A scientist standing in front of an ice-rich permafrost exposure on the coast of Herschel Island, Yukon Territory (photo: Michael Fritz).
Doha, 27 November 2012 - Permafrost covering almost a quarter of the northern hemisphere contains 1,700 gigatonnes of carbon, twice that currently in the atmosphere, and could significantly amplify global warming should thawing accelerate as expected, according to a new report released today by the UN Environment Programme (UNEP).
Warming permafrost can also radically change ecosystems and cause costly infrastructural damage due to increasingly unstable ground, the report says.
Policy Implications of Warming Permafrost seeks to highlight the potential hazards of carbon dioxide and methane emissions from warming permafrost, which have not thus far been included in climate-prediction modelling. The science on the potential impacts of warming permafrost has only begun to enter the mainstream in the last few years, and as a truly "emerging issue" could not have been included in climate change modelling to date.

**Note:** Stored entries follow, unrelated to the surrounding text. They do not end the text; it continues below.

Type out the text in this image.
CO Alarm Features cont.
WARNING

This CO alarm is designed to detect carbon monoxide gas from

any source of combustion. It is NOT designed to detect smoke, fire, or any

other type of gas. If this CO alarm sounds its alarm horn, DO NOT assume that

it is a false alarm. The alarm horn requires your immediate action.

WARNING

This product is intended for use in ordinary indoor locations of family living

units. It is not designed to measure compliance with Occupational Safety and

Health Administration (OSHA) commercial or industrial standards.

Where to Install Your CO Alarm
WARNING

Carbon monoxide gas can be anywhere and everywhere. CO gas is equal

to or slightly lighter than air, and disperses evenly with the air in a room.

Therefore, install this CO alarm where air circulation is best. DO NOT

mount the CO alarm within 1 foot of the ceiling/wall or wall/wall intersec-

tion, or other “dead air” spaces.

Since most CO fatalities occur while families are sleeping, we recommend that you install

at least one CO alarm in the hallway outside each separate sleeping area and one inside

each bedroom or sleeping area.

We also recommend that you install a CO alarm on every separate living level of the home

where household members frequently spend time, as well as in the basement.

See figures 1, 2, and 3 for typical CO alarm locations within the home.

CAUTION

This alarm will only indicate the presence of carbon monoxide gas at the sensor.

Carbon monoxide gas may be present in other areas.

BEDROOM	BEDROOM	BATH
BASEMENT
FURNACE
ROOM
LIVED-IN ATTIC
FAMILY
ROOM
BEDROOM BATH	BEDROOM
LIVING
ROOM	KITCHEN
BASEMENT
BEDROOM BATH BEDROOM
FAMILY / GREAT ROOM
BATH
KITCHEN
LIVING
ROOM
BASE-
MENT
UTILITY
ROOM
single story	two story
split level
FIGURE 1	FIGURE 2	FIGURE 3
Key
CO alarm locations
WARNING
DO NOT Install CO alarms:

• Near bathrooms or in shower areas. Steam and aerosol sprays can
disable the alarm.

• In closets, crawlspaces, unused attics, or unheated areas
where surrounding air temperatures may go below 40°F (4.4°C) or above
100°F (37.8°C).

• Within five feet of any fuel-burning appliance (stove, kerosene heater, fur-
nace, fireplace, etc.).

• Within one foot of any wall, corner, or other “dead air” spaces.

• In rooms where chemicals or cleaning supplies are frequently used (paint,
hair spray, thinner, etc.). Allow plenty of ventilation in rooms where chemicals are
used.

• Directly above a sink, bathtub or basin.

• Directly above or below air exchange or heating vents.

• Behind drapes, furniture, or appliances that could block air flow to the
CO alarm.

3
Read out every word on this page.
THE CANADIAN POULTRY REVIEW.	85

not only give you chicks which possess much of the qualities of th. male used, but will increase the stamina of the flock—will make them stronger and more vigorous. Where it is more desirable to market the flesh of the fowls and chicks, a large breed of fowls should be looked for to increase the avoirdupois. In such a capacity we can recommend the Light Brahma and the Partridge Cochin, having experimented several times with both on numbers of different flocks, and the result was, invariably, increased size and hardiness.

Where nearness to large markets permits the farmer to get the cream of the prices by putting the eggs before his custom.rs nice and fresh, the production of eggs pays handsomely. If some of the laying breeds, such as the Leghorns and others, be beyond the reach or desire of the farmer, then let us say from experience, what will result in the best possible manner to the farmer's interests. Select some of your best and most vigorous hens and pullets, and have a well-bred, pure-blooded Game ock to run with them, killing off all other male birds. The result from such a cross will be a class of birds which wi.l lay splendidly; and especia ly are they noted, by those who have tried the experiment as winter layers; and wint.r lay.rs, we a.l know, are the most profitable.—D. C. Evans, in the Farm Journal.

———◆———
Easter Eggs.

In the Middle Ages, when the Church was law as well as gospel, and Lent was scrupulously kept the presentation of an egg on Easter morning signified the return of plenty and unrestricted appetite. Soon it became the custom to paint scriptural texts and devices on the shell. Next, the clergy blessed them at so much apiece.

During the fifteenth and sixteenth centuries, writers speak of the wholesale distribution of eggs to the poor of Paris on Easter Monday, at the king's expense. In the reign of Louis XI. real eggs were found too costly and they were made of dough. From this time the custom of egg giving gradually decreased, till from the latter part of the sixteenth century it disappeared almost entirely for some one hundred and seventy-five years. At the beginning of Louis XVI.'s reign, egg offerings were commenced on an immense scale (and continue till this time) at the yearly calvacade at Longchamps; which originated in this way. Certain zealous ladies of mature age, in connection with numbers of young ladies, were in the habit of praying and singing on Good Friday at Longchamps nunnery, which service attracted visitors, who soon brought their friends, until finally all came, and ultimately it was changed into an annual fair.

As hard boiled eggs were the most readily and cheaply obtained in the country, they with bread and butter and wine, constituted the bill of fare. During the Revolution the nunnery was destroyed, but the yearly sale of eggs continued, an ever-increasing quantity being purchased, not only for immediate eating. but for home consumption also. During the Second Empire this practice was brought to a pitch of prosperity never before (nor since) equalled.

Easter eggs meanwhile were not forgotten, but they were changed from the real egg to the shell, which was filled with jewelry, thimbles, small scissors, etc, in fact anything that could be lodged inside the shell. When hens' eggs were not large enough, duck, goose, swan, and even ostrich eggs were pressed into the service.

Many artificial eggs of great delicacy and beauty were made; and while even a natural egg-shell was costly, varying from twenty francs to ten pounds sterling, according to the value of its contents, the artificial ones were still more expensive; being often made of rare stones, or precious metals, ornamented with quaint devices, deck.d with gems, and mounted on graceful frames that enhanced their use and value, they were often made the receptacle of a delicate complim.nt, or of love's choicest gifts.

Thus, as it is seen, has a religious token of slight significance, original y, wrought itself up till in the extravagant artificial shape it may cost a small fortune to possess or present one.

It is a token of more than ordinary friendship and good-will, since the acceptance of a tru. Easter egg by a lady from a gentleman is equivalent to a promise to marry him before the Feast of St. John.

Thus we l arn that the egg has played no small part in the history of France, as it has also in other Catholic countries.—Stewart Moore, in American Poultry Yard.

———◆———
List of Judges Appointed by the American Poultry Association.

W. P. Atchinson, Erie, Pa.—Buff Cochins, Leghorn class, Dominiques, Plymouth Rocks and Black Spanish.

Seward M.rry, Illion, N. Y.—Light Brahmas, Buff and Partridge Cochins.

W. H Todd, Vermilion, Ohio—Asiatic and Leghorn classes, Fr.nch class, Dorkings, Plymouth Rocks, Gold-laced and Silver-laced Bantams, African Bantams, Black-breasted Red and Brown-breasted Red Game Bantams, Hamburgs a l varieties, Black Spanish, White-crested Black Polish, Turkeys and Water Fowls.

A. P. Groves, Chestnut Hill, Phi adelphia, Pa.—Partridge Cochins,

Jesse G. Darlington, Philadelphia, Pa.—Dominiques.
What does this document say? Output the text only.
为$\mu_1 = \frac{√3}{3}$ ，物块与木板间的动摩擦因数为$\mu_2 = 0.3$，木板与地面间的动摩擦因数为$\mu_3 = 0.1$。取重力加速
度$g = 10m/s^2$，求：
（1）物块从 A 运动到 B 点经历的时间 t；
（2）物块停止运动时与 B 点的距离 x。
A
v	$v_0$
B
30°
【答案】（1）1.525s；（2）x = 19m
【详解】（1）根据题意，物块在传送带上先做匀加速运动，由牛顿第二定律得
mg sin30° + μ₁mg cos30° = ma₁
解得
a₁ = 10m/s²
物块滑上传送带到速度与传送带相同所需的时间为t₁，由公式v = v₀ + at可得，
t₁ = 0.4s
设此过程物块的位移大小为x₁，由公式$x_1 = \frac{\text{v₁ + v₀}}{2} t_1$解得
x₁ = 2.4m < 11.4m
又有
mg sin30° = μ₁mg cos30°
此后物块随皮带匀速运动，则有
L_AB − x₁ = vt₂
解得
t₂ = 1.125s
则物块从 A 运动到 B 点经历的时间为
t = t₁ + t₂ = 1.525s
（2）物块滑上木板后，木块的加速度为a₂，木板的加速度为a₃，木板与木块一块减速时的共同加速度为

The report recommends a special IPCC assessment on permafrost and the creation of national monitoring networks and adaptation plans as key steps to deal with potential impacts of this significant source of emissions, which may become a major factor in global warming.
"Permafrost is one of the keys to the planet's future because it contains large stores of frozen organic matter that, if thawed and released into the atmosphere, would amplify current global warming and propel us to a warmer world," said UN Under-Secretary General and UNEP Executive Director Achim Steiner.
"Its potential impact on the climate, ecosystems and infrastructure has been neglected for too long," he added. "This report seeks to communicate to climate-treaty negotiators, policy makers and the general public the implications of continuing to ignore the challenges of warming permafrost."